Week 13 - Trees

Download template here

We will be using tidymodels and the beans data set.

We will also use a couple of other packages such as rpart.plot, rpart, ranger, and vip. The {beans} need no further introduction. We will split it right away.

set.seed(1234)
beans_split <- initial_split(beans)

beans_train <- training(beans_split)
beans_test <- testing(beans_split)

The models

We will start using a decision_tree(). These can be used for both regression and classification so we need to specify it for this model. We will be using the rpart package as the engine.

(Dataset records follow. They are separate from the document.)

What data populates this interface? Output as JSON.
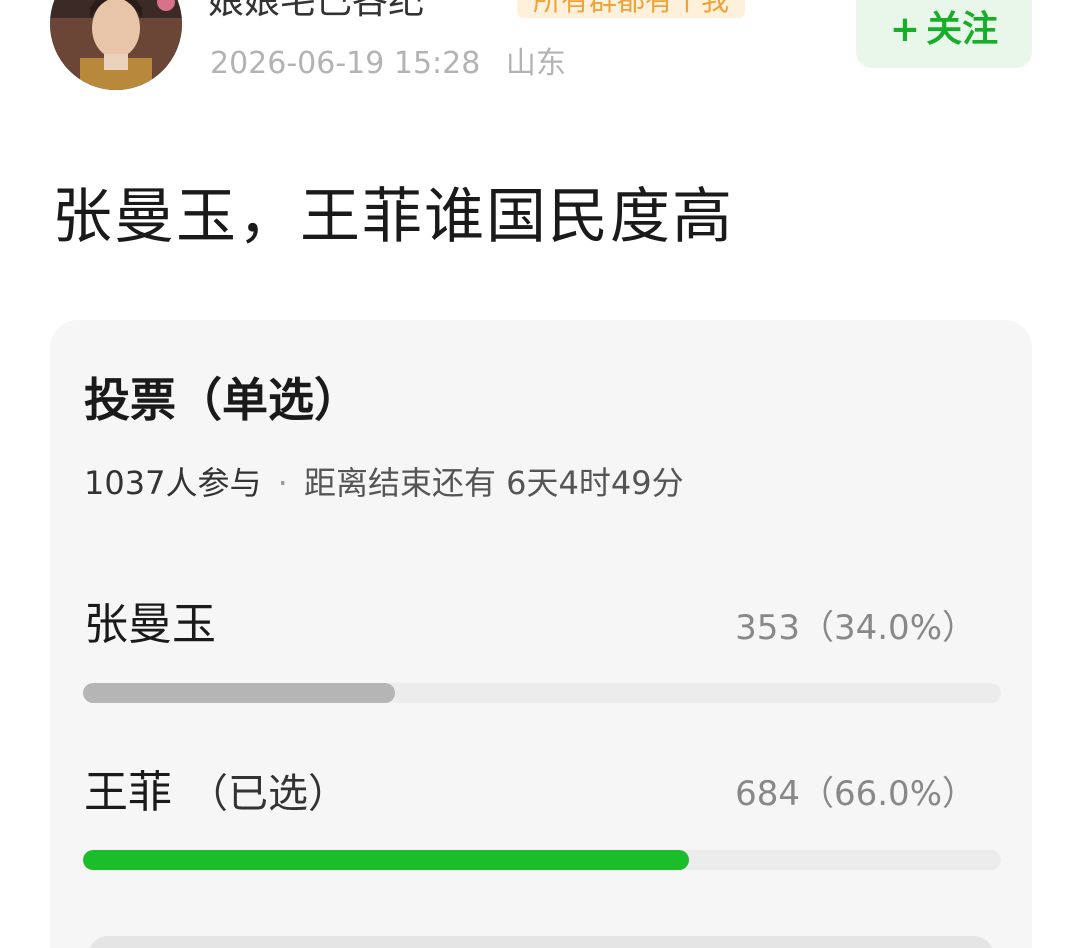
{
  "user": {
    "name": "娘娘宅已各纪",
    "member_tag": "所有群都有个我",
    "timestamp": "2026-06-19 15:28",
    "location": "山东"
  },
  "follow_button": {
    "plus": "+",
    "label": "关注"
  },
  "post": {
    "title": "张曼玉，王菲谁国民度高"
  },
  "poll": {
    "heading": "投票（单选）",
    "participants": "1037人参与",
    "separator": "·",
    "remaining": "距离结束还有 6天4时49分",
    "options": [
      {
        "name": "张曼玉",
        "chosen_label": "",
        "count": "353（34.0%）",
        "fraction": 0.34,
        "bar_color": "#b5b5b5"
      },
      {
        "name": "王菲",
        "chosen_label": "（已选）",
        "count": "684（66.0%）",
        "fraction": 0.66,
        "bar_color": "#1cbd2a"
      }
    ]
  },
  "colors": {
    "accent_green": "#19ae2a",
    "follow_bg": "#e9f7ea",
    "tag_text": "#f0a23a",
    "tag_bg": "#fdf1dc",
    "card_bg": "#f6f6f6"
  }
}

tree_spec <- decision_tree() %>%
  set_mode("classification") %>%
  set_engine("rpart")

and then we will fit it right away. We could do some pre-processing, but in this case, it should be needed. Trees can handle the numeric data just fine, even without scaling.

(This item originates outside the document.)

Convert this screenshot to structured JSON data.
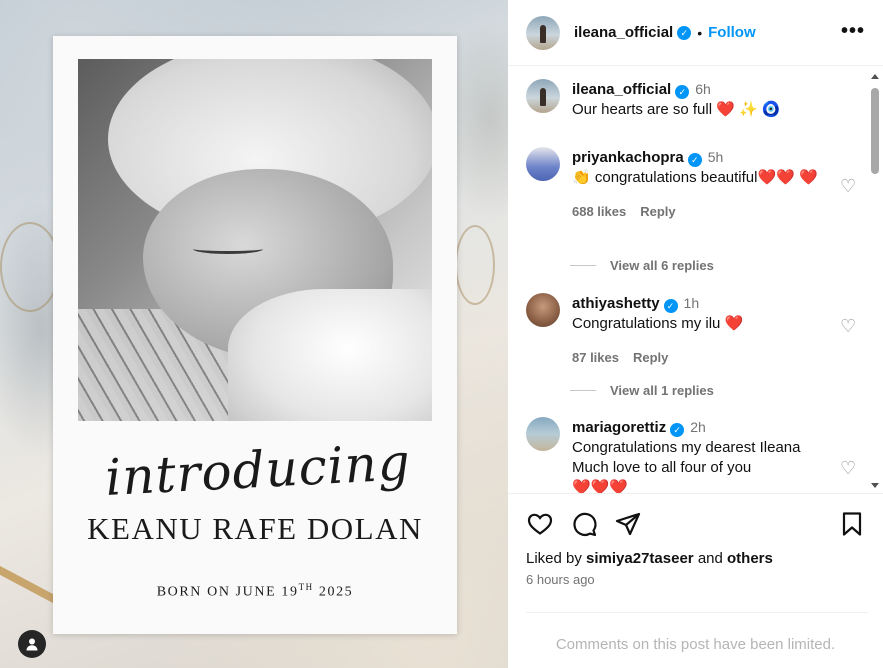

bean_tree <- fit(tree_spec, class ~ ., data = beans_train)
bean_tree

The model has been written out in completion.

We can use the rpart.plot() function from the rpart.plot package to visualize the tree in its entirety

bean_tree %>%
  extract_fit_engine() %>%
  rpart.plot::rpart.plot(box.palette = as.list(rainbow(7)))

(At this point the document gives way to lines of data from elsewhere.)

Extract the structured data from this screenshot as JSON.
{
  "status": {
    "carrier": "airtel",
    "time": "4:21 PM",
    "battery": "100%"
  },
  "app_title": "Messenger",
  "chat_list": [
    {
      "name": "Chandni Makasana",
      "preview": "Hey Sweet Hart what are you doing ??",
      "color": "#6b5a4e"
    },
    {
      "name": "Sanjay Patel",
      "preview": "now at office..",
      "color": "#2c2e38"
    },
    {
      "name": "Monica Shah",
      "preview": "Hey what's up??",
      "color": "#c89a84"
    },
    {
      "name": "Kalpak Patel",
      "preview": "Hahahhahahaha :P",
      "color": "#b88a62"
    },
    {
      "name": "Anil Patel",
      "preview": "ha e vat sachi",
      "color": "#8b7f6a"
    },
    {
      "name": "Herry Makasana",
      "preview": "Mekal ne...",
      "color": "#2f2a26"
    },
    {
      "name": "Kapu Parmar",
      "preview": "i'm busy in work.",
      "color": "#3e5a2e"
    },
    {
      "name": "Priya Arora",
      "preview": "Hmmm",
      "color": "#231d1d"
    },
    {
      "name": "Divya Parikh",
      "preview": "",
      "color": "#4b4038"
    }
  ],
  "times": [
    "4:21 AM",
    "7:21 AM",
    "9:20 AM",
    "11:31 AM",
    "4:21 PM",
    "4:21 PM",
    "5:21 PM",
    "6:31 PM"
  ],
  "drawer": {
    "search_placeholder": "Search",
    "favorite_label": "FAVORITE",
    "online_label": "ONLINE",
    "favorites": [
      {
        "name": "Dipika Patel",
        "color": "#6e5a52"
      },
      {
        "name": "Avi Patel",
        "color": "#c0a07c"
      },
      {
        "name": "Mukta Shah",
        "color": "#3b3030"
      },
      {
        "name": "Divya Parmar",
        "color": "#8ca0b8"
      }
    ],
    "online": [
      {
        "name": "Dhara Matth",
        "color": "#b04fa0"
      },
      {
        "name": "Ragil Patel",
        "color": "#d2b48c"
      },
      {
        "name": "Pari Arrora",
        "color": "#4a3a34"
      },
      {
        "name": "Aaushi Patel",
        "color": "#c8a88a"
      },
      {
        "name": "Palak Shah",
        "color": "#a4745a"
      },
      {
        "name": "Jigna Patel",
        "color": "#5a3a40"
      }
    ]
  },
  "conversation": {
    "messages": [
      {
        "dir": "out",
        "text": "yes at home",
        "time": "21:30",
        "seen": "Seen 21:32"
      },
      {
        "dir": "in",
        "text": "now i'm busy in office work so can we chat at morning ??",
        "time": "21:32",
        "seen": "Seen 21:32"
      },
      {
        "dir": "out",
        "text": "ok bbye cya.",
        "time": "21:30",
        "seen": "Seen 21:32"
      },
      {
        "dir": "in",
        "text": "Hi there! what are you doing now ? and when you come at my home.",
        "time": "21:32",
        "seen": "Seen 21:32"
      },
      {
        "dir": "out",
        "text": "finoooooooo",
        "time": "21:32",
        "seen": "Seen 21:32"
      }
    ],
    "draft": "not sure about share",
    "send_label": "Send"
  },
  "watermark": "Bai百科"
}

We can also get the confusion matrix

bean_tree %>%
  augment(new_data = beans_train) %>%
  conf_mat(class, .pred_class) %>%
  autoplot(type = "heatmap")

and calculate the accuracy.

bean_tree %>%
  augment(new_data = beans_train) %>%
  accuracy(class, .pred_class)

decision trees have a couple of parameters we could change. Below is what happens when we increase the cost complexity (it defaults to 0.05).

bean_tree01 <- tree_spec %>%
  set_args(cost_complexity = 0.1) %>%
  fit(class ~ ., data = beans_train)

This tree is a lot smaller, it even neglects a couple of the classes due to its size.

bean_tree01 %>%
  extract_fit_engine() %>%
  rpart.plot::rpart.plot(box.palette = as.list(rainbow(7)))

Which we can see represented in its confusion matrix. This model is simply unable to predict 2 of our classes.

bean_tree01 %>%
  augment(new_data = beans_train) %>%
  conf_mat(class, .pred_class) %>%
  autoplot(type = "heatmap")

If we wanted some improvements it might be worth it to take a look at a random forest model. We set importance = "impurity" so we can extract variable importance after.

rf_spec <- rand_forest(trees = 100) %>%
  set_mode("classification") %>%
  set_engine("ranger", importance = "impurity")

Now we fit like normal

rf_fit <- fit(rf_spec, class ~ ., data = beans_train)

And let us look at the performance. It is doing quite well

rf_fit %>%
  augment(new_data = beans_train) %>%
  accuracy(class, .pred_class)

And the confusion matrix looks good too

rf_fit %>%
  augment(new_data = beans_train) %>%
  conf_mat(class, .pred_class)

Lastly, we can use the vip() function from the vip package to extract and visualize the variable importance in this model.

vip::vip(rf_fit)

Your turn

You have 2 options. A, tune some parameters to see if you can improve the performance. B, give boosted trees a try. Boosted trees will require some hyperparameter tuning as well. Try using grid_latin_hypercube() instead of grid_regular(). The random forest we fit performed really well, so we should properly use some cross-validation to detect if we are overfitting.